Intesa SanPaolo brilla in borsa dopo conti terzo trimestre 2012

Il gruppo bancario Intesa SanPaolo ha pubblicato i risultati del terzo trimestre dell’anno battendo le attese degli analisti. Dopo la diffusione dei conti trimestrali, il titolo in borsa ha messo il turbo e attualmente evidenzia un progresso del 3,335% a 1,234 euro, poco distante dai top intraday che finora risultato pari a 1,236 euro. Il balzo di Intesa SanPaolo sta trascinando al rialzo tutto il settore bancario italiano e anche l’indice generale FTSE MIB è passato in territorio positivo dopo aver accusato una perdita intraday dello 0,7%.

Il gruppo torinese ha chiuso il terzo trimestre dell’anno con un utile in calo dell’11,9% a 414 milioni di euro. Tuttavia, il dato è migliore delle stime degli analisti, che si aspettavano un utile a 406 milioni di euro. Nel trimestre precedente la banca aveva realizzato utili per 470 milioni di euro. Complessivamente nei primi nove mesi dell’anno l’utile netto è sceso del 12,5% a 1,68 miliardi di euro, a causa del maggiore carico fiscale. Infatti, le imposte sono aumentate a più di 1,23 miliardi di euro dai 66 milioni di euro dello stesso periodo dello scorso anno.
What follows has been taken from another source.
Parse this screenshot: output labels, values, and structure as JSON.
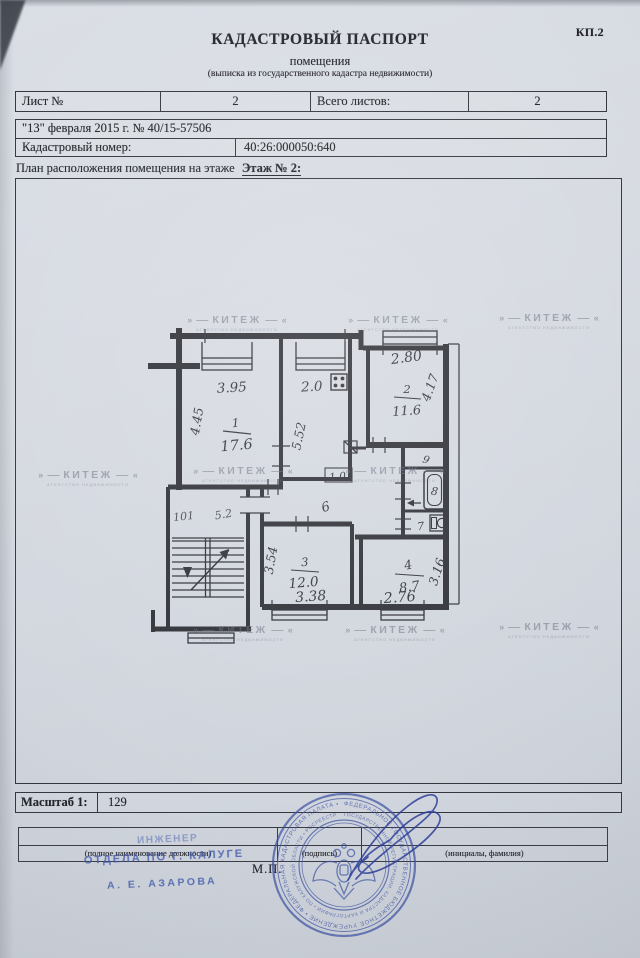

Da gennaio a settembre 2012 i ricavi sono cresciuti del 6,9% a 13,38 miliardi di euro, mentre nel terzo trimestre c’è stato un incremento del giro d’affari del 7,6% a 4,44 miliardi. Battute le attese degli analisti, che si attendevano ricavi a 4,18 miliardi di euro. Migliora poi del 17,8% il risultato della gestione operativa a 6,77 miliardi di euro, sui livelli più alti dal 2009. I coefficienti patrimoniali si sono rafforzati: il Core Tier1 è salito all’11,1% dal 10,1% di fine 2011.

Il Common Equity Tier1 viaggia intorno al 10,5%, per cui è già al di sopra dei livelli minimi di capitale richiesti da Basilea 3. Il gruppo torinese ha anche 110 miliardi di euro di attività liquide. Gli accantonamenti sono cresciuti a 3,3 miliardi di euro per far fronte a rischi creditizi. Secondo Equita Sim le azioni Intesa SanPaolo sono da acquistare con target price a 1,6 euro, mentre kepler ha lo stesso rating ma un prezzo obiettivo leggermente più basso a 1,55 euro.